Pax Christi believes that the use of Drones contravenes existing moral and legal codes that govern war and the conduct of war, and that their development needs to be challenged before they become enshrined as a ‘legitimate’ weapons system and play a deeper role in the tragedy of warfare.

MEDACT, in ‘Drones – the physical and psychological implications of a global theatre of war’ (October 2012) stated: The danger posed by armed UAVs cannot be separated from the asymmetric manner in which they are presently used.
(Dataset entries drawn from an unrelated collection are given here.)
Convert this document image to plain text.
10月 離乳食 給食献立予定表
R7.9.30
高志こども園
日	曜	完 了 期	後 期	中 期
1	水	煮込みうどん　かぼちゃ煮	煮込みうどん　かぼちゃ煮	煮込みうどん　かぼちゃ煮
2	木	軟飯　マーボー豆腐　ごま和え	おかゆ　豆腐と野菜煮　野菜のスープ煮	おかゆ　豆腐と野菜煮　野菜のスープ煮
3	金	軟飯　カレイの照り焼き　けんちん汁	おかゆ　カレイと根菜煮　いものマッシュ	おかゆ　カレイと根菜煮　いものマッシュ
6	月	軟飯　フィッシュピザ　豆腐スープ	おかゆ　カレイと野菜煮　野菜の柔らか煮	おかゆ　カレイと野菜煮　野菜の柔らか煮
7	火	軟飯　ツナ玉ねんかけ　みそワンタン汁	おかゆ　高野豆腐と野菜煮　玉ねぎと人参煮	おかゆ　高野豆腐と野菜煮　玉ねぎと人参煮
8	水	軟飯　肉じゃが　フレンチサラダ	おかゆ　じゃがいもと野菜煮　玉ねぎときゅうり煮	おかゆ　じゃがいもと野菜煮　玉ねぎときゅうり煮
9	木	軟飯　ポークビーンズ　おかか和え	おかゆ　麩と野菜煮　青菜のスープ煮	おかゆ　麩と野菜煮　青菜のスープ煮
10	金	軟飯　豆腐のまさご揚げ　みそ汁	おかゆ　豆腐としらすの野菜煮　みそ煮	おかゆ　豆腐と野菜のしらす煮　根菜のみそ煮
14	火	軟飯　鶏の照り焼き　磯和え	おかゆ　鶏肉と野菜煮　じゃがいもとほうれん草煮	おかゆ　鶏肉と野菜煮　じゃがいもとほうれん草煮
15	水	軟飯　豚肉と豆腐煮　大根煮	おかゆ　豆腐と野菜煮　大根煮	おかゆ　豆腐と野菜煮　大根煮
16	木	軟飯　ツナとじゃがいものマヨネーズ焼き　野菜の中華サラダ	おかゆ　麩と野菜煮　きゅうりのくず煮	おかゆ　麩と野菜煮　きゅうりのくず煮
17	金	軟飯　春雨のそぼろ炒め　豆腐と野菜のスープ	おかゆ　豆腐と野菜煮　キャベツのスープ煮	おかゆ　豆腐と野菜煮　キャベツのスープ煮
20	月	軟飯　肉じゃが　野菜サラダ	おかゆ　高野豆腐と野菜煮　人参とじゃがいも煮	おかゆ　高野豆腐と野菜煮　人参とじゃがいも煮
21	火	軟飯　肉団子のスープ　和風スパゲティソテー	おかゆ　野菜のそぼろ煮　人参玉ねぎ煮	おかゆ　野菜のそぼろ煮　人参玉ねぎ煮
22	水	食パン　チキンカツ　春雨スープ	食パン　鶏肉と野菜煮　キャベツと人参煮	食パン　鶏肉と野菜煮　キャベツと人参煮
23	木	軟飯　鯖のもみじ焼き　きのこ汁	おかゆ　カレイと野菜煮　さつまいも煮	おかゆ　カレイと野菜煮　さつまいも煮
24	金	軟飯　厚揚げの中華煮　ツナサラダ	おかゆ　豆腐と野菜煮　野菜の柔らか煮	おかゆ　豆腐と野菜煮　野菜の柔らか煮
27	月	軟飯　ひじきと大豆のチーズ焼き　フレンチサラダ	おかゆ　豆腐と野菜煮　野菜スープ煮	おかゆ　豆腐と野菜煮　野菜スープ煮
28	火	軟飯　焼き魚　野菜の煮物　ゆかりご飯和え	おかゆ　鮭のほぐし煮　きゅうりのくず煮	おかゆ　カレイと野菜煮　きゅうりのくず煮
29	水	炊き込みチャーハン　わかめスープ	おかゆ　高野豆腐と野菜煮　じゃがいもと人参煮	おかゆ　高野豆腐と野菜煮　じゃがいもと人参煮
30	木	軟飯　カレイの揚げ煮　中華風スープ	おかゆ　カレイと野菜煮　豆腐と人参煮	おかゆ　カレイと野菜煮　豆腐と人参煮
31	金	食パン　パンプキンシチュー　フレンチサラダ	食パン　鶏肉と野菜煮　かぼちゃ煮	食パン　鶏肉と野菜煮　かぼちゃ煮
There is presently no international law relating to asymmetric war, one area where international law is lagging behind technological development…The armed forces of rich nations have an ever increasing global reach.

Stanford University’s International Human Rights and Conflict Resolution Clinic, and New York University School of Law’s Global Justice Clinic, ‘Living Under Drones’, September 2012, said of the US use of armed Drones in Pakistan: The campaign is ‘damaging and counterproductive’, and neither policy-makers nor the public can ‘continue to ignore evidence of the civilian harm’ it causes.

Pax Christi in its 1995 international vision statement summed up their search for peace in the face of new ways of killing such as Drones: The peace we seek cannot come from weaponry, but from a commitment to justice and nonviolent actions which recognise the dignity of every human person and all creation. We reject models of security that rely on fear, the demonisation of others or on the strength of arms – conventional and nuclear.